The data that is collected would then be used to support future studies with stature in Homo erectus. Dr. McCarthy proposes to travel to museums to collect 3D models of Homo erectus samples. He and his colleagues then plan to create femoral length estimates from the fractures remains using Fellmann’s method. With the estimated femoral length, they then plan to create more accurate stature estimates for Homo erectus. These stature estimates could then be used to redefine our understanding of human evolution.
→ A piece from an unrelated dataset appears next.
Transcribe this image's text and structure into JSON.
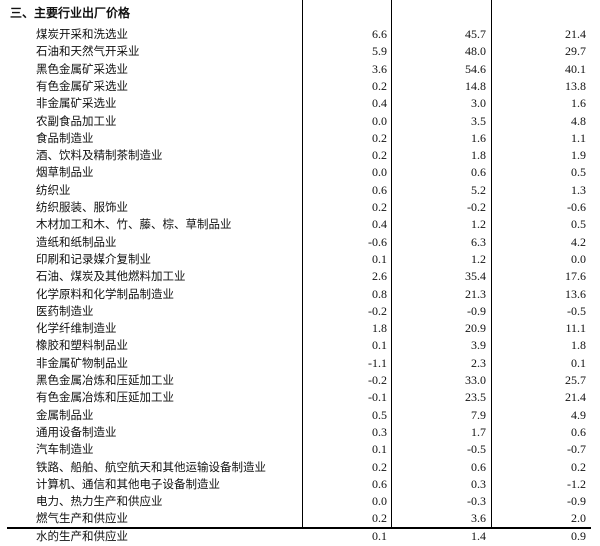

This internship has been an amazing opportunity to give me a better understanding into my future in anthropology. Dr. Cunningham has been a great mentor in pushing me to consider graduate schools and to offer insight to researching a graduate program that would best suit my interests. This internship has also offered me a great number of opportunities. I was able to volunteer for the American Association for Physical Anthropologists (AAPA) 2018 annual meeting where I got to network with researchers relevant to my interests. It was in Austin and I got to be a photographer and make a lot of people uncomfortable while asking them if I could take their picture. I was also able to present my research at the Undergraduate Research Conference at Texas State University. A goal of mine with this internship is to participate at next year’s AAPA meeting in Cleveland, Ohio by participating in the Undergraduate Research Symposium. Being able to present part of my research helped me gain some experience in presenting a poster and clearly explaining my research. Most importantly, I was able to work near the professors studying Biological Anthropology. This enabled me to ask them for reference letters when applying for opportunities for this summer. Because of this internship, I will be interning at the University of North Texas Health Science Center. I am grateful for this internship, even though it was a lot of hard work, it’s helped me become a stronger anthropologist.
Antón S.C., Spoor F., Fellmann C.D., Swisher III C.C. (2007) 11 Defining Homo erectus: Size Considered. In: Handbook of Paleoanthropology. Springer, Berlin, Heidelberg
Fellmann C. D. (2006) Estimation of femoral Length and Stature in Homo erectus from Fragmentary Remains. Department of Anthropology, New York University, New York, New York.
Graves R. R., Lupo A. C., Mccarthy R. C., Wescott D. J., Cunningham D. L.. 2010. Just how strapping was KNM-WT 15000? Journal of Human Evolution 59:542–554.
Squyres N. S. (2016) Shape Variation in the Distal Femur of Modern Humans and Fossil Hominins. Johns Hopkins University, Baltimore, Maryland.